Suara.com - Mantan Direktur Penyelidikan Komisi Pemberantasan Korupsi (KPK), Brigjen Endar Priantoro mendatangi Dewan Pengawas (Dewas) KPK untuk mengadukan Ketua KPK Firli Bahuri atas dugaan pelanggaran etik. Pelaporan dugaan pelanggaran etik itu berkaitan dengan keputusan Firli Bahuri dan Sekjen yang memecat Endar secara hormat dari KPK.
Selain Firli, jenderal bintang satu Polri itu turut melaporkan Sekjen KPK Cahya H Harefa atas kasus serupa.
"Tujuannya adalah untuk membuat aduan atas dugaan pelanggaran kode etik yang dilakukan oleh Sekjen KPK dan salah satu pimpinan KPK (Firli Bahuri) terkait dengan penerbitan surat keputusan pemberhentian dengan hormat atas nama saya sebagai dirlidik KPK, serta terbitnya surat penghadapan dari KPK kepada Polri terkait penghentian itu," kata Endar kepada wartawan di Kantor Dewas KPK, Jakarta, Selasa (4/4/2023).

Ditegaskan Endar, dirinya masih bagian dari KPK, meskipun dirinya telah dicopot dari jabatannya. Dia mengaku belum menerima surat pemberhentian dari KPK.

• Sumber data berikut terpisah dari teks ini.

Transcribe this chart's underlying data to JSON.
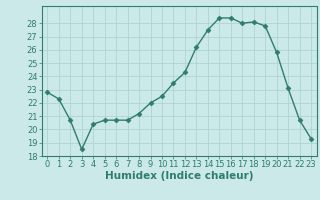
{
  "x": [
    0,
    1,
    2,
    3,
    4,
    5,
    6,
    7,
    8,
    9,
    10,
    11,
    12,
    13,
    14,
    15,
    16,
    17,
    18,
    19,
    20,
    21,
    22,
    23
  ],
  "y": [
    22.8,
    22.3,
    20.7,
    18.5,
    20.4,
    20.7,
    20.7,
    20.7,
    21.2,
    22.0,
    22.5,
    23.5,
    24.3,
    26.2,
    27.5,
    28.4,
    28.4,
    28.0,
    28.1,
    27.8,
    25.8,
    23.1,
    20.7,
    19.3
  ],
  "xlabel": "Humidex (Indice chaleur)",
  "ylim": [
    18,
    29
  ],
  "xlim": [
    -0.5,
    23.5
  ],
  "yticks": [
    18,
    19,
    20,
    21,
    22,
    23,
    24,
    25,
    26,
    27,
    28
  ],
  "xticks": [
    0,
    1,
    2,
    3,
    4,
    5,
    6,
    7,
    8,
    9,
    10,
    11,
    12,
    13,
    14,
    15,
    16,
    17,
    18,
    19,
    20,
    21,
    22,
    23
  ],
  "xtick_labels": [
    "0",
    "1",
    "2",
    "3",
    "4",
    "5",
    "6",
    "7",
    "8",
    "9",
    "10",
    "11",
    "12",
    "13",
    "14",
    "15",
    "16",
    "17",
    "18",
    "19",
    "20",
    "21",
    "22",
    "23"
  ],
  "line_color": "#2e7d6e",
  "marker": "D",
  "marker_size": 2.5,
  "bg_color": "#cce9e9",
  "grid_color": "#aed4d4",
  "tick_color": "#2e7d6e",
  "label_color": "#2e7d6e",
  "font_size_tick": 6,
  "font_size_xlabel": 7.5
}
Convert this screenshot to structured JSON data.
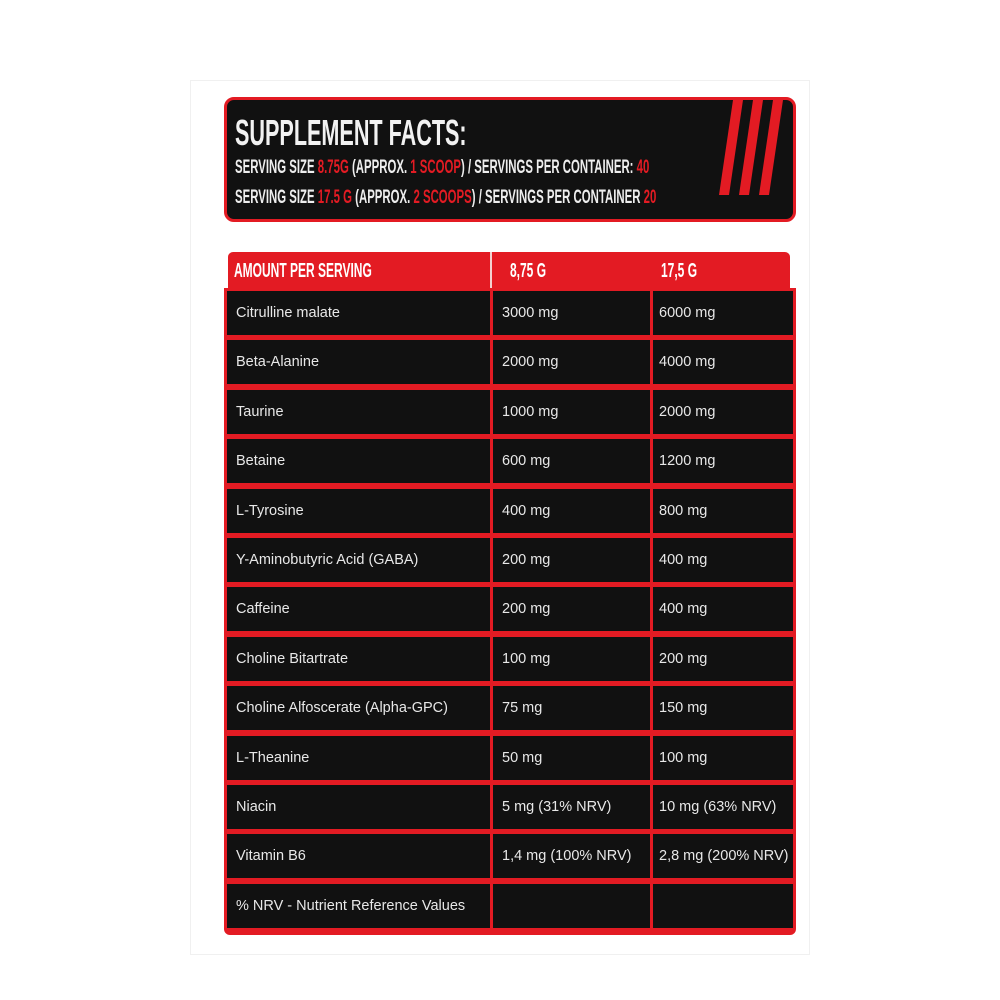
{
  "header": {
    "title": "SUPPLEMENT FACTS:",
    "line1": {
      "a": "SERVING SIZE ",
      "b": "8.75G",
      "c": " (APPROX. ",
      "d": "1 SCOOP",
      "e": ") / SERVINGS PER CONTAINER: ",
      "f": "40"
    },
    "line2": {
      "a": "SERVING SIZE ",
      "b": "17.5 G",
      "c": " (APPROX. ",
      "d": "2 SCOOPS",
      "e": ") / SERVINGS PER CONTAINER ",
      "f": "20"
    }
  },
  "colors": {
    "accent": "#e31b23",
    "panel": "#111111"
  },
  "table": {
    "columns": [
      "AMOUNT PER SERVING",
      "8,75 G",
      "17,5 G"
    ],
    "rows": [
      [
        "Citrulline malate",
        "3000 mg",
        "6000 mg"
      ],
      [
        "Beta-Alanine",
        "2000 mg",
        "4000 mg"
      ],
      [
        "Taurine",
        "1000 mg",
        "2000 mg"
      ],
      [
        "Betaine",
        "600 mg",
        "1200 mg"
      ],
      [
        "L-Tyrosine",
        "400 mg",
        "800 mg"
      ],
      [
        "Y-Aminobutyric Acid (GABA)",
        "200 mg",
        "400 mg"
      ],
      [
        "Caffeine",
        "200 mg",
        "400 mg"
      ],
      [
        "Choline Bitartrate",
        "100 mg",
        "200 mg"
      ],
      [
        "Choline Alfoscerate (Alpha-GPC)",
        "75 mg",
        "150 mg"
      ],
      [
        "L-Theanine",
        "50 mg",
        "100 mg"
      ],
      [
        "Niacin",
        "5 mg (31% NRV)",
        "10 mg (63% NRV)"
      ],
      [
        "Vitamin B6",
        "1,4 mg (100% NRV)",
        "2,8 mg (200% NRV)"
      ],
      [
        "% NRV - Nutrient Reference Values",
        "",
        ""
      ]
    ]
  }
}
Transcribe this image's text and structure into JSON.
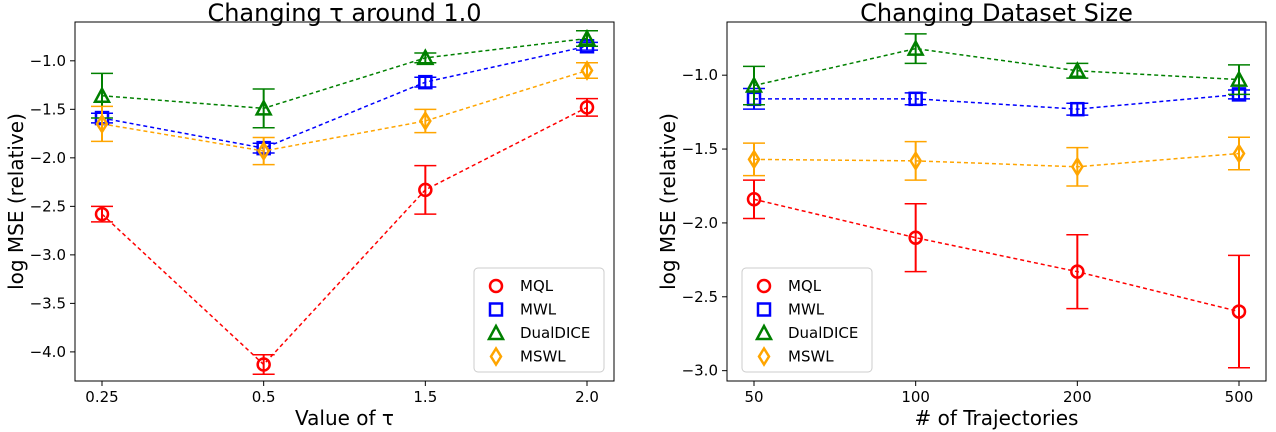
{
  "chart_data": [
    {
      "type": "line",
      "title": "Changing τ around 1.0",
      "xlabel": "Value of τ",
      "ylabel": "log MSE (relative)",
      "categories": [
        "0.25",
        "0.5",
        "1.5",
        "2.0"
      ],
      "ylim": [
        -4.3,
        -0.6
      ],
      "yticks": [
        -1.0,
        -1.5,
        -2.0,
        -2.5,
        -3.0,
        -3.5,
        -4.0
      ],
      "ytick_labels": [
        "−1.0",
        "−1.5",
        "−2.0",
        "−2.5",
        "−3.0",
        "−3.5",
        "−4.0"
      ],
      "grid": false,
      "legend_position": "bottom-right",
      "series": [
        {
          "name": "MQL",
          "color": "#ff0000",
          "marker": "circle",
          "values": [
            -2.58,
            -4.13,
            -2.33,
            -1.48
          ],
          "errors": [
            0.08,
            0.1,
            0.25,
            0.09
          ]
        },
        {
          "name": "MWL",
          "color": "#0000ff",
          "marker": "square",
          "values": [
            -1.59,
            -1.9,
            -1.22,
            -0.85
          ],
          "errors": [
            0.05,
            0.05,
            0.05,
            0.04
          ]
        },
        {
          "name": "DualDICE",
          "color": "#008000",
          "marker": "triangle",
          "values": [
            -1.36,
            -1.49,
            -0.97,
            -0.77
          ],
          "errors": [
            0.23,
            0.2,
            0.05,
            0.08
          ]
        },
        {
          "name": "MSWL",
          "color": "#ffa500",
          "marker": "diamond",
          "values": [
            -1.65,
            -1.93,
            -1.62,
            -1.1
          ],
          "errors": [
            0.18,
            0.14,
            0.12,
            0.08
          ]
        }
      ]
    },
    {
      "type": "line",
      "title": "Changing Dataset Size",
      "xlabel": "# of Trajectories",
      "ylabel": "log MSE (relative)",
      "categories": [
        "50",
        "100",
        "200",
        "500"
      ],
      "ylim": [
        -3.07,
        -0.64
      ],
      "yticks": [
        -1.0,
        -1.5,
        -2.0,
        -2.5,
        -3.0
      ],
      "ytick_labels": [
        "−1.0",
        "−1.5",
        "−2.0",
        "−2.5",
        "−3.0"
      ],
      "grid": false,
      "legend_position": "bottom-left",
      "series": [
        {
          "name": "MQL",
          "color": "#ff0000",
          "marker": "circle",
          "values": [
            -1.84,
            -2.1,
            -2.33,
            -2.6
          ],
          "errors": [
            0.13,
            0.23,
            0.25,
            0.38
          ]
        },
        {
          "name": "MWL",
          "color": "#0000ff",
          "marker": "square",
          "values": [
            -1.16,
            -1.16,
            -1.23,
            -1.13
          ],
          "errors": [
            0.07,
            0.04,
            0.04,
            0.03
          ]
        },
        {
          "name": "DualDICE",
          "color": "#008000",
          "marker": "triangle",
          "values": [
            -1.07,
            -0.82,
            -0.97,
            -1.03
          ],
          "errors": [
            0.13,
            0.1,
            0.05,
            0.1
          ]
        },
        {
          "name": "MSWL",
          "color": "#ffa500",
          "marker": "diamond",
          "values": [
            -1.57,
            -1.58,
            -1.62,
            -1.53
          ],
          "errors": [
            0.11,
            0.13,
            0.13,
            0.11
          ]
        }
      ]
    }
  ]
}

"Sampai hari ini juga saya masih bisa masuk ke kantor. Karena sampai hari ini saya juga belum menerima putusan dari SK (surat keputusan) pemberhentian itu," katanya.
Tunjuk Pengganti Endar
KPK telah menunjuk pelaksanan tugas atau Plt untuk mengisi kekosongan, setelah Endar diberhentikan secara hormat dari lembaga antikorupsi terhitung sejak 31 Maret 2023.
Kepala Bagian Pemberitaan KPK Ali Fikri mengatakan pejabat yang ditunjuk sebagai Plt Direktur Penyelidikan ialah Ronald Worotikan yang sebelumnya bertugas di Kedeputian Koordinasi dan Supervisi (Korsup).
![Ketua KPK Firli Bahuri saat konferensi pers pengumuman penahanan tersangka mantan Bupati Mamberamo Tengah, Papua, Ricky Ham Pagawak di Gedung Merah Putih KPK, Jakarta Selatan, Senin (20/2/2023). [Suara.com/Alfian Winanto]](https://media.suara.com/pictures/653x366/2023/02/20/57316-bupati-mamberamo-tengah-ricky-ham-pagawak-kpk-firli-bahuri.jpg)
"Jadi, per 1 April kemudian sudah ada pejabat Plt, pelaksana tugasnya Mas Ronald Worotikan dari (kedeputian) Korsup, koordinasi dan supervisi," kata Ali di Gedung Merah Putih KPK, Setiabudi, Jakarta Selatan, Senin (3/4/2023).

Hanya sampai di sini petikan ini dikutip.